Two days ago, my husband, Bio, and I celebrated our 2nd wedding anniversary. That’s equivalent to about 12 ‘single years.’ Seriously, marriage is like taking a crash course on everything I thought I knew. I’ve learned so much I often feel like I can start my own counseling practice. Bio thinks otherwise. He says “we haven’t earned our stripes yet.” I say “C’mon, we have at least one or two war stories we can share!” Only a few days have to pass before a minor communication blunder convinces me – I know nothing! So the following is NOT marital advice – rather 2 life lessons I’ve learned after being a wife for a whole 2 years. These lessons apply to singles, married couples, divorcees and even those with the relationship status, ‘it’s complicated.’
1. God Wants To Change Me (and has hired my spouse as an independent contractor)
I just learned this last Saturday. Bio and I attended a marriage seminar and the presenter said “If God wanted you to stay the same, He never would have coupled you two together.” I thought about it and although the concept wasn’t brand new, it hit me like never before. As a single person, I woke up, ate, went to work, went to church, ministered, gigged, went out of town, spent money, saved money, and planned my future all to the beat of my own drum. I was whole. I was complete. But complete doesn’t mean perfect.
Diamonds are a great example. They’re made in nature, so even the most expensive, “flawless” ones have imperfections. As a matter of fact, one of the indications that a diamond is fake is if it appears (under microscope) to be perfect. Like diamonds, we are fearfully and wonderfully made, but have natural, sinful proclivities. God loves us too much to leave us the same. He refines us through various means, such as parental guidance, friendships, and if in His will, marriage.
One of the biggest changes I’ve made since being married is in my speech. Let’s say I had a disagreement with someone, but didn’t have the time or energy to discuss it further, before being married, I’d say “I can’t. Let’s just talk about it later.” Now, faced with the same situation, I’d say, “I really can’t decipher how I feel right now. Can we talk about this tomorrow? How’s 4:00?” See, my husband has helped me see the futility of vague communication. He has encouraged me to speak with as much clarity and intention as possible. I can’t say I get it right all the time, but in 2 years I’ve come a long way. It’s not always easy, but it’s always necessary to see my spouse, friend, or parent, not as a bother, but as an agent of change that helps me become more like Christ.

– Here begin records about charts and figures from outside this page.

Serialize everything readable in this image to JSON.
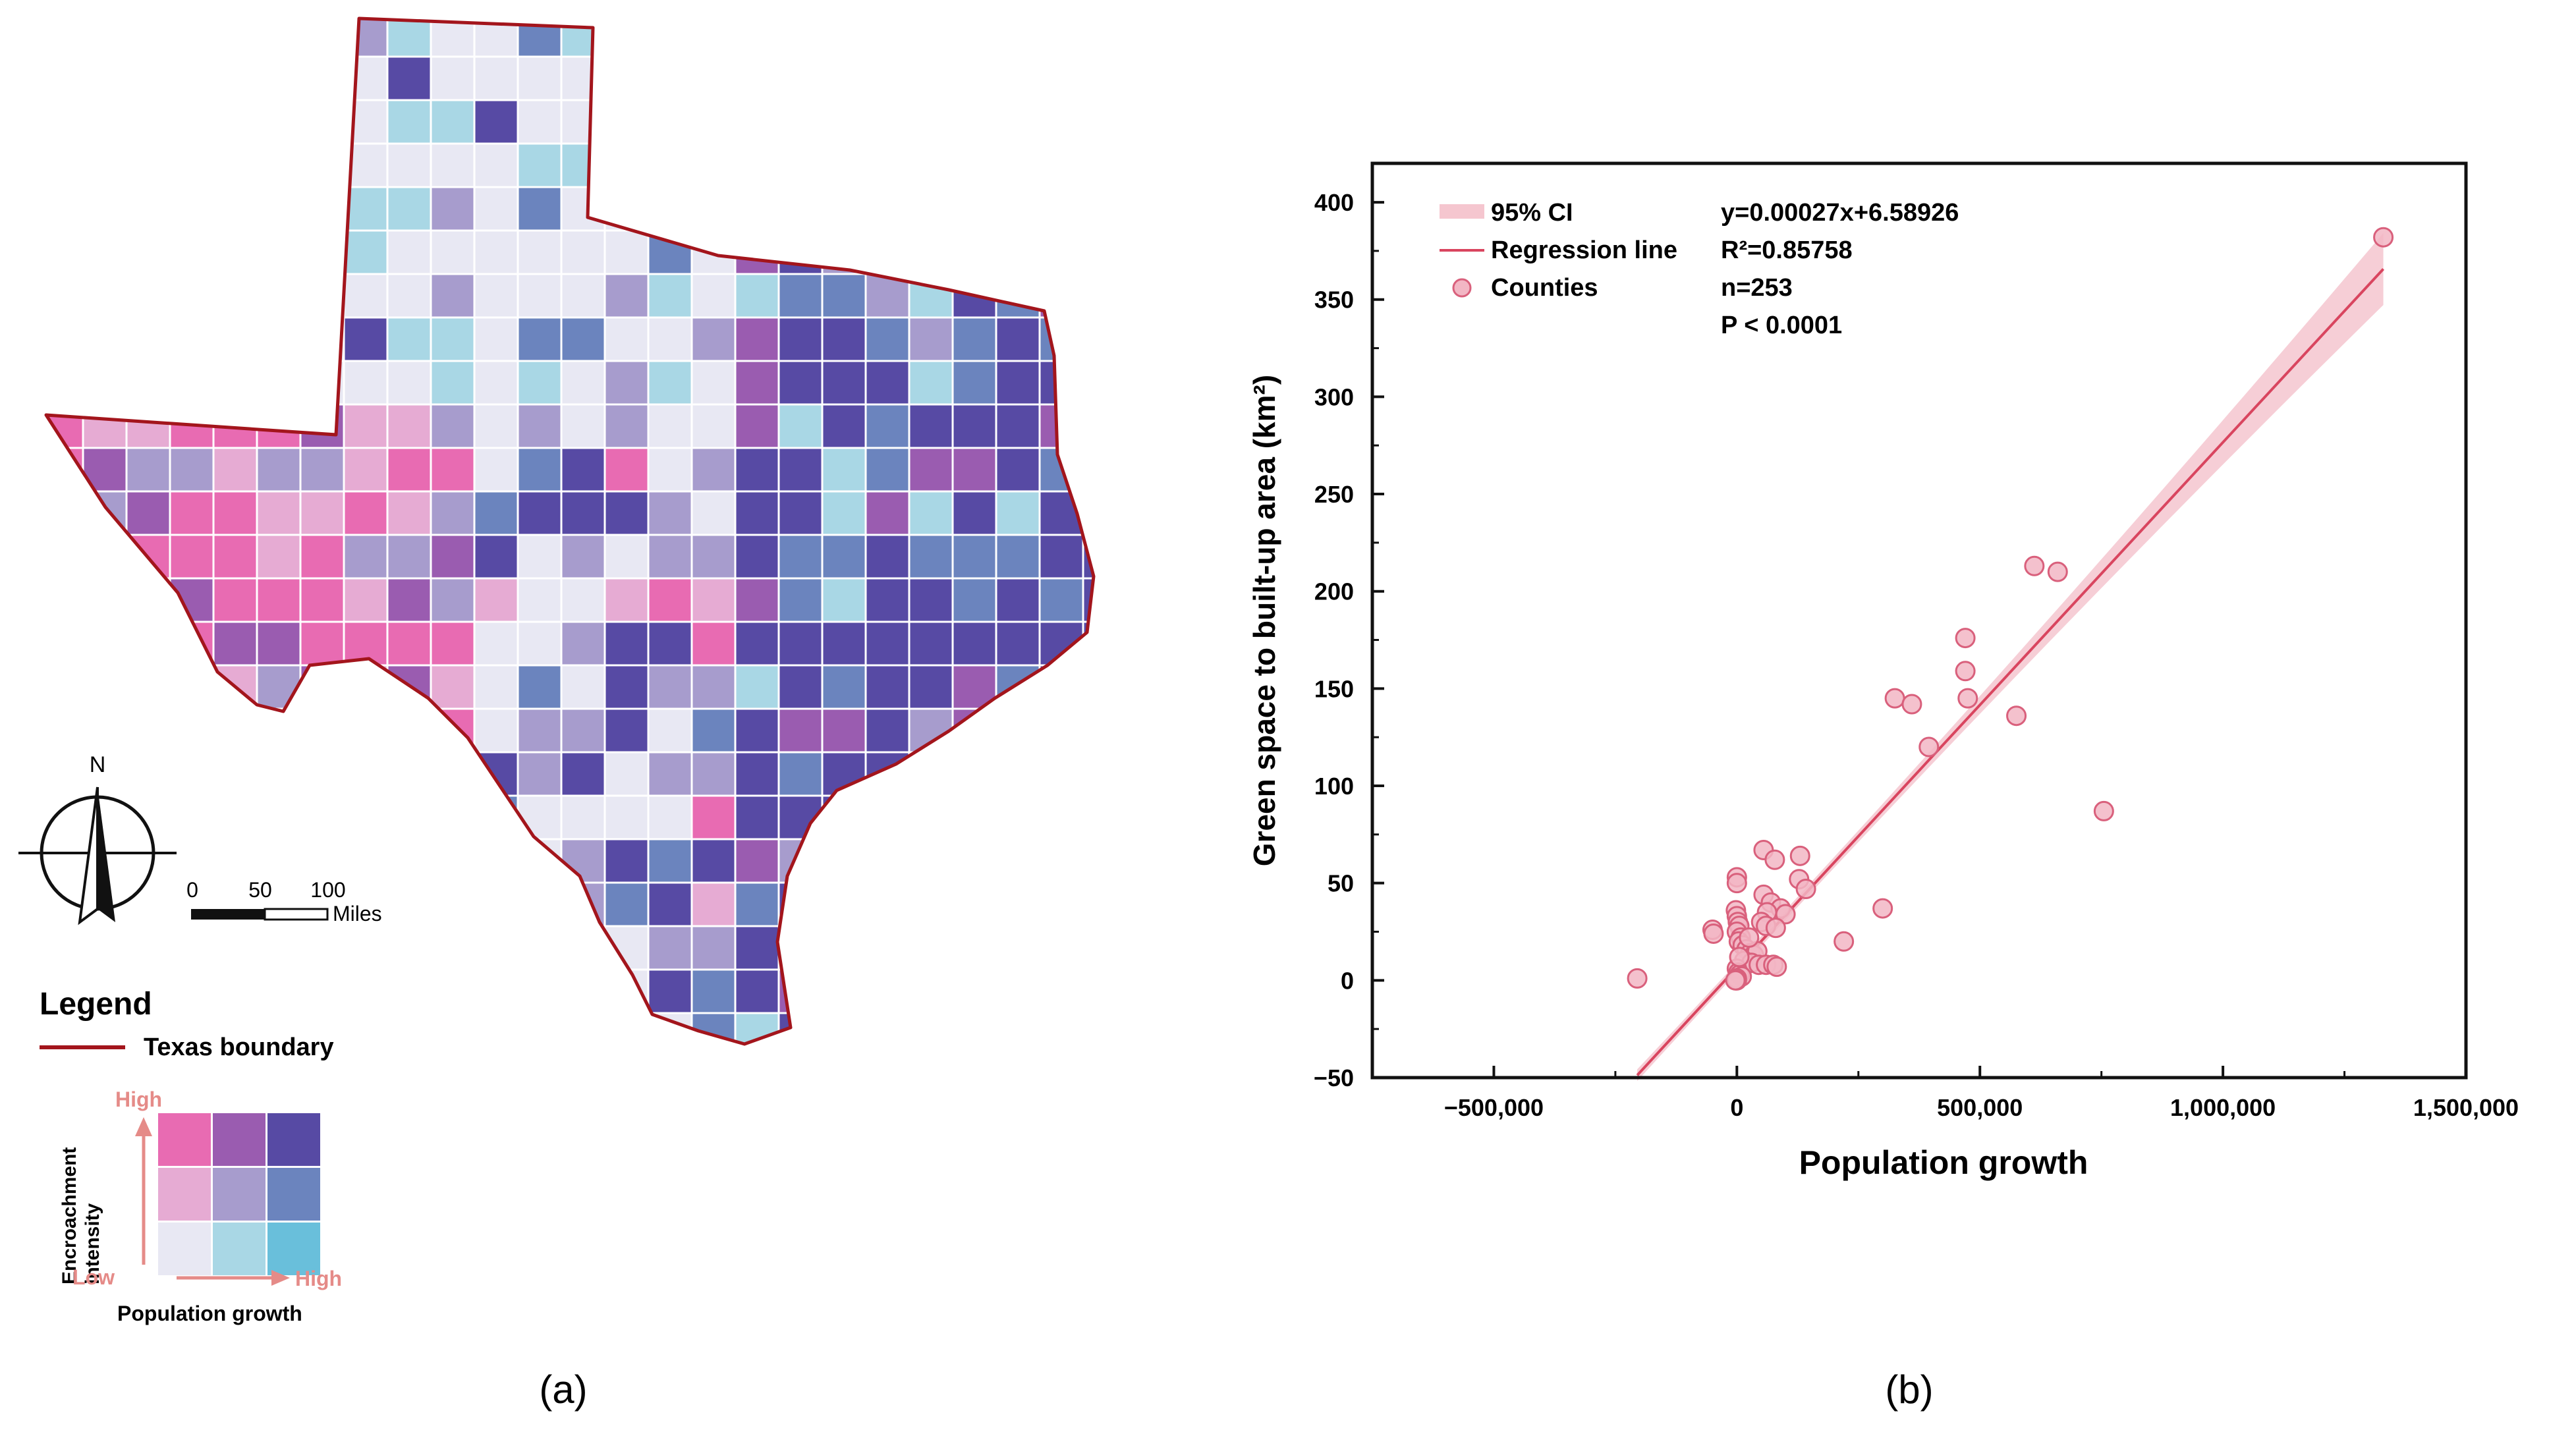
{
  "panel_a": {
    "caption": "(a)",
    "north_label": "N",
    "scale_bar": {
      "ticks": [
        "0",
        "50",
        "100"
      ],
      "unit": "Miles"
    },
    "legend": {
      "title": "Legend",
      "boundary_label": "Texas boundary",
      "y_label_line1": "Encroachment",
      "y_label_line2": "intensity",
      "high_label_y": "High",
      "low_label": "Low",
      "high_label_x": "High",
      "x_label": "Population growth"
    },
    "colors": {
      "boundary": "#a3151c",
      "bivariate_grid": [
        [
          "#e86bb2",
          "#9a5cb0",
          "#574aa4"
        ],
        [
          "#e6abd3",
          "#a79ccd",
          "#6b84be"
        ],
        [
          "#e8e8f3",
          "#a9d7e5",
          "#69bfdb"
        ]
      ],
      "axis_arrow": "#e58b88"
    }
  },
  "chart_data": {
    "type": "scatter",
    "caption": "(b)",
    "xlabel": "Population growth",
    "ylabel": "Green space to built-up area  (km²)",
    "xlim": [
      -750000,
      1500000
    ],
    "ylim": [
      -50,
      420
    ],
    "xticks": [
      -500000,
      0,
      500000,
      1000000,
      1500000
    ],
    "xtick_labels": [
      "−500,000",
      "0",
      "500,000",
      "1,000,000",
      "1,500,000"
    ],
    "yticks": [
      -50,
      0,
      50,
      100,
      150,
      200,
      250,
      300,
      350,
      400
    ],
    "ytick_labels": [
      "−50",
      "0",
      "50",
      "100",
      "150",
      "200",
      "250",
      "300",
      "350",
      "400"
    ],
    "legend": {
      "ci": "95% CI",
      "line": "Regression line",
      "points": "Counties"
    },
    "stats": {
      "equation": "y=0.00027x+6.58926",
      "r2": "R²=0.85758",
      "n": "n=253",
      "p": "P < 0.0001"
    },
    "regression": {
      "slope": 0.00027,
      "intercept": 6.58926,
      "x_range": [
        -205000,
        1330000
      ]
    },
    "colors": {
      "point_fill": "#f2b6c4",
      "point_edge": "#d9607c",
      "line": "#d9455f",
      "ci": "#f5c6cf"
    },
    "series": [
      {
        "name": "Counties",
        "points": [
          [
            1330000,
            382
          ],
          [
            612000,
            213
          ],
          [
            660000,
            210
          ],
          [
            470000,
            176
          ],
          [
            470000,
            159
          ],
          [
            475000,
            145
          ],
          [
            575000,
            136
          ],
          [
            325000,
            145
          ],
          [
            360000,
            142
          ],
          [
            395000,
            120
          ],
          [
            755000,
            87
          ],
          [
            -205000,
            1
          ],
          [
            55000,
            67
          ],
          [
            78000,
            62
          ],
          [
            130000,
            64
          ],
          [
            128000,
            52
          ],
          [
            142000,
            47
          ],
          [
            0,
            53
          ],
          [
            0,
            50
          ],
          [
            55000,
            44
          ],
          [
            70000,
            40
          ],
          [
            90000,
            37
          ],
          [
            62000,
            35
          ],
          [
            100000,
            34
          ],
          [
            300000,
            37
          ],
          [
            -50000,
            26
          ],
          [
            -48000,
            24
          ],
          [
            -2000,
            36
          ],
          [
            0,
            33
          ],
          [
            2000,
            30
          ],
          [
            5000,
            28
          ],
          [
            0,
            25
          ],
          [
            8000,
            22
          ],
          [
            4000,
            20
          ],
          [
            12000,
            18
          ],
          [
            20000,
            16
          ],
          [
            28000,
            14
          ],
          [
            35000,
            13
          ],
          [
            42000,
            15
          ],
          [
            50000,
            30
          ],
          [
            60000,
            28
          ],
          [
            80000,
            27
          ],
          [
            15000,
            10
          ],
          [
            30000,
            9
          ],
          [
            45000,
            8
          ],
          [
            60000,
            8
          ],
          [
            75000,
            8
          ],
          [
            82000,
            7
          ],
          [
            0,
            6
          ],
          [
            3000,
            4
          ],
          [
            6000,
            3
          ],
          [
            10000,
            2
          ],
          [
            0,
            1
          ],
          [
            0,
            0
          ],
          [
            -3000,
            0
          ],
          [
            5000,
            12
          ],
          [
            25000,
            22
          ],
          [
            220000,
            20
          ]
        ]
      }
    ]
  }
}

2. God Does Not Want Me To Change Others (especially my spouse)
I know, I know, this almost sounds like a contradiction to number one, but it’s not. The first lesson is about me. The second lesson is about everyone else. And these two realities explain the tension every married couple has to wrestle with. When I decided to get married, whether I knew it or not, I decided to serve my spouse. I decided to choose him over me. The irony, however, is in serving him, my influence is exponentially greater than if I were to take on the impossible challenge of changing him.
As funny as this may sound, one of the hardest things to accept about my husband is that he doesn’t particularly like sweets/desserts. Although he’s told me this since our first date, in my mind, it’s unfathomable. How? Why? Huh? Not until recently, I kept telling myself he just hasn’t had the right ice cream sundae or the right person’s grandma’s banana pudding. He just hasn’t had a bad enough day that can only be assuaged by decadent chocolate. But after 2 years, that ice cream has never been churned. That grandma has never existed. And that day has never come. I realize now, He just doesn’t do delicious! (lol) So now I eat to my heart’s content. I don’t offer. I don’t feel sorry for him. I let him be. There are other examples I could write about, like my husband being a morning person while I don’t even get tired until the morning hours. Or my husband loving the food network while…well I have to admit that has grown on me a bit. The point is, he is who he is, and if he never changes I have to not only be ok with it, but I have to embrace it. Just as I am fearfully and wonderfully made, so is He. God does the changing, not me.
In conclusion, marriage is beautiful. It, more than anything else, has taught me the joy of life is truly the journey, not the destination. Lucky for me, I get to go on this journey with the wisest, humblest, tallest, darkest, handsomest man in the world! 2 years down…forever to go.